Hang around one or two of our matches, and when it comes time to shoot standing, you'll likely hear a shooter call the third stage of fire by the nickname "awful hand." Sooner or later, you'll also hear someone point out "Matches are lost in the prone position, and won in the offhand." All of this points to the Catch-22 of offhand shooting: it is a serious challenge for new and experienced shooters, and yet no shooter can be competitive without a great standing score.
Which brings us to the content of this article, written by Carl Bernosky.
Carl Bernosky is an accomplished shooter, with multiple wins to his credit, including the 2007 and 2008 NRA National High Power Rifle championships.
Of course I will let the article speak for itself, but there is one thing that jumps out to me each time I read it. Despite Bernosky's impressive credentials as a competitive shooter, he still places great emphasis on the need to practice, to get in his "comfort zone" with the rifle in preparation for a match. And as the first line quoted above implies, it is practice with a plan. As I read it, it isn't enough to stand there and just pull the trigger--you need to develop a sens of what you're doing and why. As the author puts it, here is a "roadmap to your own success shooting standing."
Here is the article in its entirety, reprinted from USRifleTeams.com with permission.
Posted 24 September 2012 - 10:21 PM – USRIFLETEAMS.COM
Shooting consistently good standing is a matter of rounds down range, with a thoughtfully executed goal.
But first, your hold will determine the success you will have.
#1 your hold has to be 10 ring to shoot 10’s. This means that there should be a reasonable amount of time (enough to get a shot off) that your sights are within your best hold. No attention should be paid to the sights when they are not in the middle, it’s wasted energy. My best hold is within 5 seconds after I first look though my sights. I’m ready to shoot the shot at that time. If the gun doesn’t stop I don’t shoot . . . I start over.
#2 the shot has to be executed with the gun sitting still within your hold. If the gun is moving . . . it’s most likely moving out, and you’ve missed the best part of your hold.
#3 recognizing that the gun is sitting still and within your hold, with lots of training (dry fire or live fire) will initiate you firing the shot. It’s not subconscious to me, but it’s close.
#4 don’t disturb the gun when you shoot the shot. That being said, I don’t believe in ball and dummy rounds drills and being surprised when the shot goes off. I consciously shoot every shot. Sometimes they are a mistake and I over-hold, but the more I train the less of these I get. If I get a dud round my gun will dip.
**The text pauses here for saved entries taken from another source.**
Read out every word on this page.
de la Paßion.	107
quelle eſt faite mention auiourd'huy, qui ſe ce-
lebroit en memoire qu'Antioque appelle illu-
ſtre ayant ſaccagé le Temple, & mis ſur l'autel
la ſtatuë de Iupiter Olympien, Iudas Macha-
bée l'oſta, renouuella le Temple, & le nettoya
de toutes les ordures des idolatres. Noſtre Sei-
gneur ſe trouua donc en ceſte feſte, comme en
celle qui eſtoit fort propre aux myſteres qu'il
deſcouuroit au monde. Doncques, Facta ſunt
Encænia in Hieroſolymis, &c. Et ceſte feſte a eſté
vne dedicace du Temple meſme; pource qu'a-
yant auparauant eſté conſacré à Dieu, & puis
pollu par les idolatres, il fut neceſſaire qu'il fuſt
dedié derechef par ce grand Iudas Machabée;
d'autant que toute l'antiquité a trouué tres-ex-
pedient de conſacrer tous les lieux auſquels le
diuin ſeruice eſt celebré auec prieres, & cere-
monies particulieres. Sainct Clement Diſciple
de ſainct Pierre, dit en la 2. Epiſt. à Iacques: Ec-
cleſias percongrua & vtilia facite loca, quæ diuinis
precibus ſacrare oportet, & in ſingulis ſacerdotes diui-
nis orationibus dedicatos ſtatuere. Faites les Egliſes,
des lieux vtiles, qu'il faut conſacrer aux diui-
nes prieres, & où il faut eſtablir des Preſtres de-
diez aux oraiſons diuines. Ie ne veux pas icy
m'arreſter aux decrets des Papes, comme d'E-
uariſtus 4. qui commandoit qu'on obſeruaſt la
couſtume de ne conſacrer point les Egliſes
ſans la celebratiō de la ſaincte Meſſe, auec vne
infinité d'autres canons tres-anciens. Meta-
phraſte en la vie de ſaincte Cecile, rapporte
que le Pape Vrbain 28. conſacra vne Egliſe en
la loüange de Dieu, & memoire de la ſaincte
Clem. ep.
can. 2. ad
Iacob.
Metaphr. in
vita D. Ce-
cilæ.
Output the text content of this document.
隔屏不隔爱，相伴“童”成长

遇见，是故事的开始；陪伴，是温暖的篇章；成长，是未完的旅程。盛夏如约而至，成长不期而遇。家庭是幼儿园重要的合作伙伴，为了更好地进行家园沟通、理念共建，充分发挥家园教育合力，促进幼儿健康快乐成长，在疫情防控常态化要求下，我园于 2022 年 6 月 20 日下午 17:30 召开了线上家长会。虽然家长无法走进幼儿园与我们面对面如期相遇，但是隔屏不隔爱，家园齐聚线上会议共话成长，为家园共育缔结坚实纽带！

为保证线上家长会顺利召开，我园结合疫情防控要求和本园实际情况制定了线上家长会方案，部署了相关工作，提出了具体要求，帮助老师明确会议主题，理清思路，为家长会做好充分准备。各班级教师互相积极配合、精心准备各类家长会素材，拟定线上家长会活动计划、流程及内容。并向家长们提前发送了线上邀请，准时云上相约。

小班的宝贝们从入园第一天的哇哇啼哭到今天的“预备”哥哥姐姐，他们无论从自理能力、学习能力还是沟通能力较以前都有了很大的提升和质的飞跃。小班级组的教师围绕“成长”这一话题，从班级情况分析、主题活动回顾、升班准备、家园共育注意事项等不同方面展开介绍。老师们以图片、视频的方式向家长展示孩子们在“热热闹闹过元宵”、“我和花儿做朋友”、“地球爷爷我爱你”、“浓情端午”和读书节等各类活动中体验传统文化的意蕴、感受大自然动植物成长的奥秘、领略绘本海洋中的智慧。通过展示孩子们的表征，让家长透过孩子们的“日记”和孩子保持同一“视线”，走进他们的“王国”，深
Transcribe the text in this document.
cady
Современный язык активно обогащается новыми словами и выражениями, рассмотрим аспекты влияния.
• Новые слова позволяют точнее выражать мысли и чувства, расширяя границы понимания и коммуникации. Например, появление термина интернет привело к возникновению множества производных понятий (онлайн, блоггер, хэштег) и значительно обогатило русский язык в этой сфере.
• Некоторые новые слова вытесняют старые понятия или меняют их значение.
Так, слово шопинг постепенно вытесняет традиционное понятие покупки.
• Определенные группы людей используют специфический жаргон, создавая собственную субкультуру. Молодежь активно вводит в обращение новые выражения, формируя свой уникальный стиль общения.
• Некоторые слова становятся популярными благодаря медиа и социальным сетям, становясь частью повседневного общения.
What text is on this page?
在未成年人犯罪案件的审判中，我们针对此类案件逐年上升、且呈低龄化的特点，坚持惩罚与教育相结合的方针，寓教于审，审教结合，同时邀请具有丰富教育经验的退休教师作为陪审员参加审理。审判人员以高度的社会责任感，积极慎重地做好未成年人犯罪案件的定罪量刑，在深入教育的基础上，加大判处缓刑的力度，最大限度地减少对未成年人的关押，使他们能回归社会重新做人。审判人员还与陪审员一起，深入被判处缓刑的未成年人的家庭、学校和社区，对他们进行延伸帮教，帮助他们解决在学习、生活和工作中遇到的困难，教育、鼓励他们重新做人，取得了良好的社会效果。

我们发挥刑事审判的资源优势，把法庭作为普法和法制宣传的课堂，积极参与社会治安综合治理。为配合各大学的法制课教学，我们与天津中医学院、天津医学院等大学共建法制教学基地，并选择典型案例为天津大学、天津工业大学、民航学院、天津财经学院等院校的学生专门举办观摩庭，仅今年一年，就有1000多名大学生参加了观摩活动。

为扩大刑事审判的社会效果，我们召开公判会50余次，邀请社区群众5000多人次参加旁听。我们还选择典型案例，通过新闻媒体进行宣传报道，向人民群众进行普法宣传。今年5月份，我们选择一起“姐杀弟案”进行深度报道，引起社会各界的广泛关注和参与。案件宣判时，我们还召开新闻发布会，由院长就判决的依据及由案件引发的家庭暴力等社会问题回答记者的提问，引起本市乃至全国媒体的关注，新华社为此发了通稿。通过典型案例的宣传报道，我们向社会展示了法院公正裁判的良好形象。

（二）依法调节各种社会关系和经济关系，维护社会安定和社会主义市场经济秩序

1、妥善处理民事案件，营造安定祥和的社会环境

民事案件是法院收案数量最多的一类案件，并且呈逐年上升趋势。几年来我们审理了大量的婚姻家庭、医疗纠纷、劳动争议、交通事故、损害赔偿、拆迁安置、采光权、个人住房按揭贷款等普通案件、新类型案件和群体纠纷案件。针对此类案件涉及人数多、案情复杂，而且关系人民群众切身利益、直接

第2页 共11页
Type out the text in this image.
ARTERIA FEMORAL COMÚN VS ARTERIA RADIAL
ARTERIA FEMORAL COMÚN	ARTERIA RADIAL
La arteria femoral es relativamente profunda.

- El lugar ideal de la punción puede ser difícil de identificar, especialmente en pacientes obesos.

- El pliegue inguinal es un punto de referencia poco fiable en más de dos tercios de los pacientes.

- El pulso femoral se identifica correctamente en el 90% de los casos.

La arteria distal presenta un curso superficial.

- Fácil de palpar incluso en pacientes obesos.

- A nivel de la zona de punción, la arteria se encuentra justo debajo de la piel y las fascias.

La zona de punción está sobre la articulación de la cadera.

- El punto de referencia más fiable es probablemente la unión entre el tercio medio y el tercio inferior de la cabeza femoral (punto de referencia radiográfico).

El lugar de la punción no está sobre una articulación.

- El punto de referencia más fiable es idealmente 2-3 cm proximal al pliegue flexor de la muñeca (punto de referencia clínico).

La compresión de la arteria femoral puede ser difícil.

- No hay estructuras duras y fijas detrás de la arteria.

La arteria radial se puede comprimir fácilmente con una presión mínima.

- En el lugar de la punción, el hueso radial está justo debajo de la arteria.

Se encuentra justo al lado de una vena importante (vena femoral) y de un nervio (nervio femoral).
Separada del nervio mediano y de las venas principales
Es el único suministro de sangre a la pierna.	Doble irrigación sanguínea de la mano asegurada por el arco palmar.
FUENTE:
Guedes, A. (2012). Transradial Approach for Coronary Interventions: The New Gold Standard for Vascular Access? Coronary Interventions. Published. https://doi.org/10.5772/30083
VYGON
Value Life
This is very noticeable to me when shooting pistol. I can shoot bullet holes at 25 yards, but if I’ve miscounted the rounds I’ve fired out of my magazine, my pistol will dip noticeably . . . so do the pistols of the best pistol shooters I’ve watched and shot with. One might call this a “jerk,” I call it “controlled aggressive execution . . . executed consistently.” I don’t believe you can learn to ignore recoil. You must be consistent in your reaction to it.
#5 know your hold and shoot within it. The best part of my hold is about 4 inches. When I get things rolling I recognize a still gun within my hold and execute the shot. I train to do this every shot. Close 10’s are acceptable Mid-ring 10’s are not. If my hold were 8 inches I would train the same way. Shoot the shot when it is still within the hold, and accept the occasional 9 but not accepting the shots out of my hold.
#6 rounds down range. I shudder to think the amount of rounds I’ve fired standing in my life, and it still takes a month of shooting standing before Perry to be in my comfort zone. That month before Perry I shoot about 2000 rounds standing, 22 shots at a time. It peaks me at just about the right time.
This is a picture to what I believe it takes to shoot good standings. I hope it gives some insight, understanding, and a roadmap to your own success shooting standing.